Minnesota Secretary of State Steve Simon said Friday that he won't fulfill a request from a presidential panel to ship voter registration information for some 4 million Minnesota voters to Washington.
Simon questioned both whether Minnesota law would allow him to provide the information to President Trump's Election Integrity Commission and to what end it would be used.
"When Minnesotans registered to vote, they didn't ever think their personal information would end up in some federal database in Washington, D.C.," said Simon, a DFLer elected to his statewide post in 2014.
Kansas Secretary of State Kris Kobach and Vice President Mike Pence are overseeing the commission, which Trump established in May to explore his unfounded claim that millions of people voted illegally in the last election. In a letter Thursday, Kobach asked election chiefs in every state to provide, if public, the names of registered voters, party affiliation, last four digits of Social Security numbers, voting history back to 2006, felony convictions, military history and voter registration in another state.
Several Minnesota Republicans criticized Simon for declining to turn it over.

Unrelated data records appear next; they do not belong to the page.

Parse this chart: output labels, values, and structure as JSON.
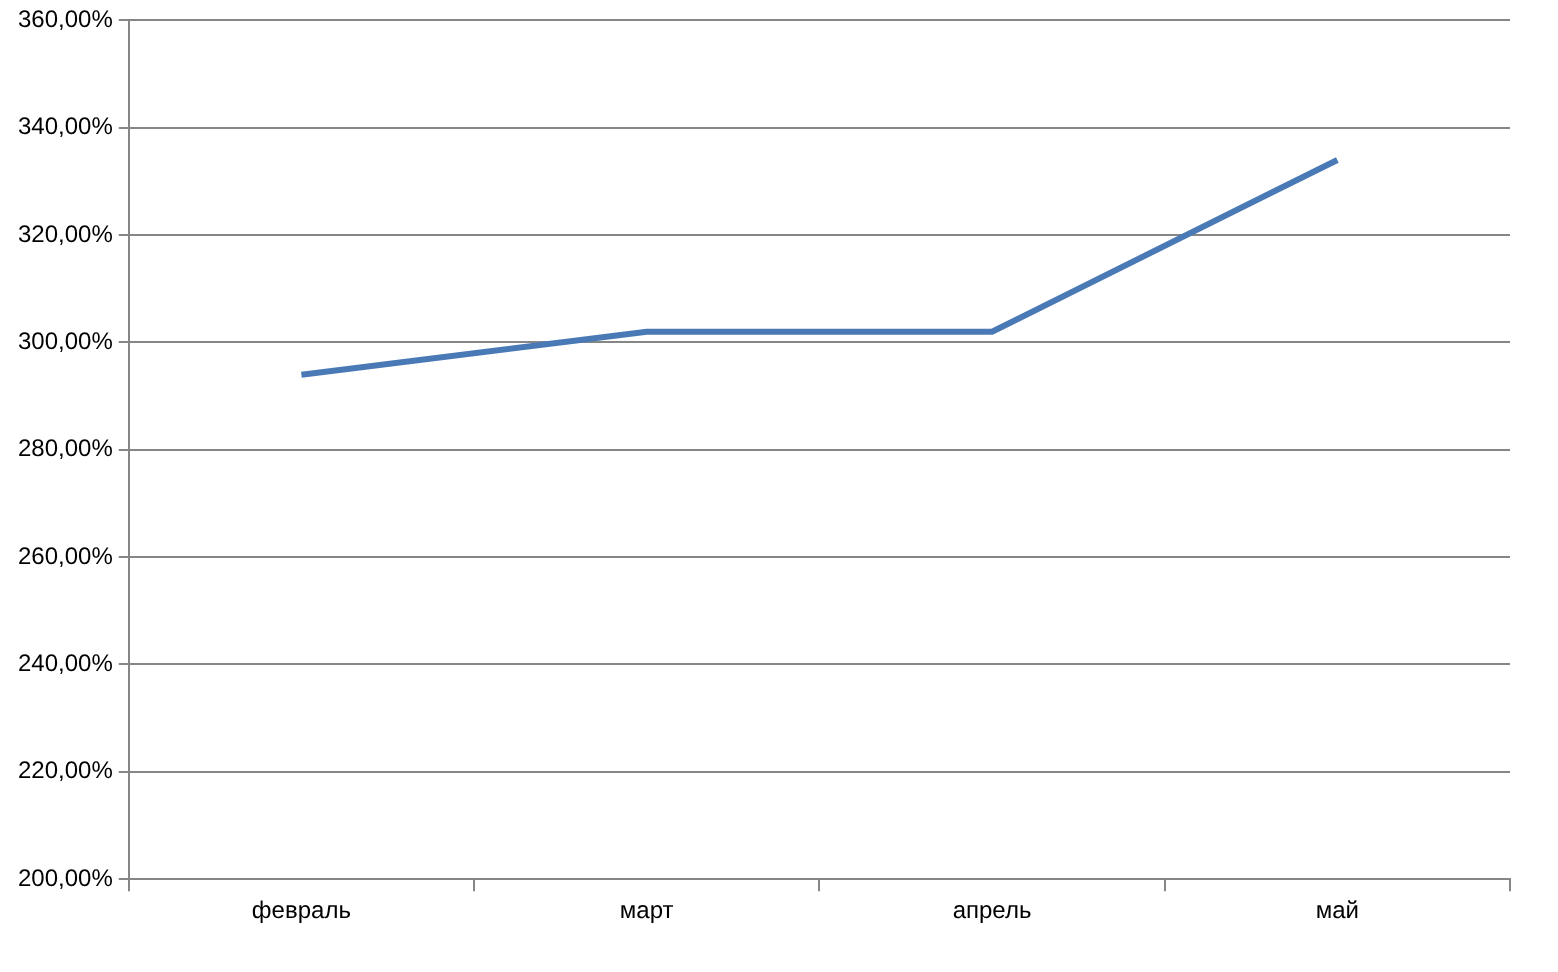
{
  "chart_data": {
    "type": "line",
    "categories": [
      "февраль",
      "март",
      "апрель",
      "май"
    ],
    "series": [
      {
        "color": "#4a7ab5",
        "values": [
          294,
          302,
          302,
          334
        ]
      }
    ],
    "ylim": [
      200,
      360
    ],
    "yticks": [
      {
        "value": 200,
        "label": "200,00%"
      },
      {
        "value": 220,
        "label": "220,00%"
      },
      {
        "value": 240,
        "label": "240,00%"
      },
      {
        "value": 260,
        "label": "260,00%"
      },
      {
        "value": 280,
        "label": "280,00%"
      },
      {
        "value": 300,
        "label": "300,00%"
      },
      {
        "value": 320,
        "label": "320,00%"
      },
      {
        "value": 340,
        "label": "340,00%"
      },
      {
        "value": 360,
        "label": "360,00%"
      }
    ],
    "grid": "y",
    "legend": false,
    "marker": "none",
    "line_style": "solid"
  }
}
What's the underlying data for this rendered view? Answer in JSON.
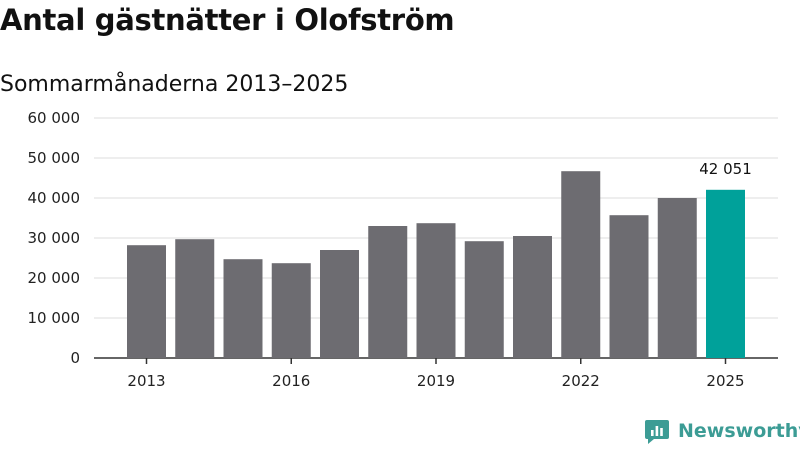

State Sen. Mary Kiffmeyer, R-Big Lake, a former secretary of state, said Simon should "stop obstructing the president in his quest to strengthen voter integrity. Minnesotans gain nothing by pretending no one in our state ever votes illegally, but we have a lot to gain by making sure every legal vote counts."
"It should be a shared goal of Democrats and Republicans to ensure integrity and fairness in our elections and protect the concept of 'one person, one vote,' " Minnesota House Speaker Kurt Daudt said in a statement. "To be clear: The commission is not asking for anyone's private personal data, or anything that is not already publicly available."
Some of the information requested by the commission isn't collected in Minnesota. Other information isn't actually public. For example, birth year is public, but not birth date. Minnesotans also aren't required to register with a political party.
It's not just what the commission wants that concerns him, Simon said, but why they want it. Minnesota law limits the purposes for which voter data can be purchased and used. The law specifically allows data to be provided for political purposes and law enforcement. If it were the Department of Justice requesting the information, Simon said, "we might be having a different discussion."